Zo vertelt ze dat het gedicht, hoewel het zich in de 'metropolis Zutphen' afspeelt, géén lofzang is op Zutphen. Het is eerder een beleving van Zutphen, van binnenuit. Een gedicht waarin je het hart van de stad hoort kloppen en de ademhaling van de stad kunt voelen.

Met groot verlof
Ida ondervindt haar belevenissen in de stad Zutphen terwijl ze 'met groot verlof is'. In een tijdspanne van iets minder dan anderhalve dag stapt ze uit de dagelijkse tijd, uit het 'moeten' van haar eigen dagelijkse leven. Het gedicht is de belichaming van een bewustzijnservaring die beleefd lijkt te worden na het loslaten van het adequate, doelmatige bewustzijn. Ze staat zichzelf toe aan zichzelf te ontsnappen, alsof ze zichzelf, haar persoonlijkheid opzij zet en laat vervloeien in de wereld om haar heen.

"Anderhalf etmaal ben ik omgegaan / mijzelf ontkomen, eindelijk mijzelf - / dolend en dromend in een kleine stad, / waar àlles stem kreeg, àlles open ging. / Steeds wetend: zó kan het maar éénmaal zijn." Tijd speelt geen rol, het gedicht is het volgens Ida 'volkomen tijdloos'. " – En tegelijk / was ik volkomen uit de tijd getild: / gisteren, morgen of vandaag – och kom!"
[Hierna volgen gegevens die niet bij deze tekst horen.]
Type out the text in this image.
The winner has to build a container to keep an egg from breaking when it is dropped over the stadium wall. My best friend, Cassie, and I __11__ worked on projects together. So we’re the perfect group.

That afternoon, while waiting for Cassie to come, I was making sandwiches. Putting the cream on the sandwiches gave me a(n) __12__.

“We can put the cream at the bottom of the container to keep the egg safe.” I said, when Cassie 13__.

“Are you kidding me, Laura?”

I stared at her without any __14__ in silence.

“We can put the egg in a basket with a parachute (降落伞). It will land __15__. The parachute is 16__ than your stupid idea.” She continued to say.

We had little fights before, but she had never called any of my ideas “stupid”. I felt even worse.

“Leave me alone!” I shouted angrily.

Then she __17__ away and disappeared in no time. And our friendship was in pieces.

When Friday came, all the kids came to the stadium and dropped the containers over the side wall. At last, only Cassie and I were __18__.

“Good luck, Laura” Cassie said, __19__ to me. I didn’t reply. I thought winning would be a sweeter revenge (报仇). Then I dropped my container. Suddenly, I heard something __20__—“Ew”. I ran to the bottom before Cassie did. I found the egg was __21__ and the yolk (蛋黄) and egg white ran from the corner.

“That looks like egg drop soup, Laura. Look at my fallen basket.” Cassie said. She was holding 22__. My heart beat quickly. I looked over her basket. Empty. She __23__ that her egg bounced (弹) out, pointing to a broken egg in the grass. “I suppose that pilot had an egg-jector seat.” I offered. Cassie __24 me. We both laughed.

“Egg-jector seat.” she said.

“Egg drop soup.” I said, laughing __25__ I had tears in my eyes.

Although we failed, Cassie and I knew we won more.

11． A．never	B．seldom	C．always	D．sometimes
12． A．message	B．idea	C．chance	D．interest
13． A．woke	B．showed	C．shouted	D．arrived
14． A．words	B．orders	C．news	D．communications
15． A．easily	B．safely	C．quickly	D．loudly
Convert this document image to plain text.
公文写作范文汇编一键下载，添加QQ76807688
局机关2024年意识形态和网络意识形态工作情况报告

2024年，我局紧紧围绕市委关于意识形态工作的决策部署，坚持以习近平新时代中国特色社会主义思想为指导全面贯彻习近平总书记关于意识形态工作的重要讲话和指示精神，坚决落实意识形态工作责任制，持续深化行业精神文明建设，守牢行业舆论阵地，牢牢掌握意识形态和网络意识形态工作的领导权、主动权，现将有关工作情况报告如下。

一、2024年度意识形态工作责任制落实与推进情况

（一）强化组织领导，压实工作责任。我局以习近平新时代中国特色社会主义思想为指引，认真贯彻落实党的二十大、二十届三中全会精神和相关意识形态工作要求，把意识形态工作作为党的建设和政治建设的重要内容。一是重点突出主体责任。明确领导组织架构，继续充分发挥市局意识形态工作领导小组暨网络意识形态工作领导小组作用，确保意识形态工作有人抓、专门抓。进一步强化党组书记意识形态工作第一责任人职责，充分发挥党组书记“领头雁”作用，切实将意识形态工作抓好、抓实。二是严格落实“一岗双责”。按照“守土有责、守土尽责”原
Ida's nalatenschap werd geschonken aan de stad Zutphen

In haar toespraak zegt ze: "Het is een dag waarop alles tot een gelijkenis schijnt te worden, een gelijkenis van het geheim dat àchter de zichtbare dingen ligt." (Een gelijkenis is een kort verhaal, gewoonlijk gesitueerd in het dagelijks leven, dat dient om een religieus, moreel of filosofisch idee te illustreren, red.). Wat Ida wil zeggen is dat zich tijdens haar tocht door Zutphen, in die anderhalve etmaal, een geheim openbaart dat achter de zichtbare dingen schuilt.

Haar tocht voert langs de Overwelving en na een verpozing in de Kloostertuin achter de Broederenkerk, vlucht ze "zigzag binnendoor" naar de Zaadmarkt alwaar het Bornhof wordt betreden, het museum Henriette Polak en de tuin van het 's Gravenhof, alwaar ze met de 'Walburgstoren' als gespreksgenoot een kop koffie drinkt. "Een mens alleen heeft er de Walburgstoren / toch als gespreksgenoot."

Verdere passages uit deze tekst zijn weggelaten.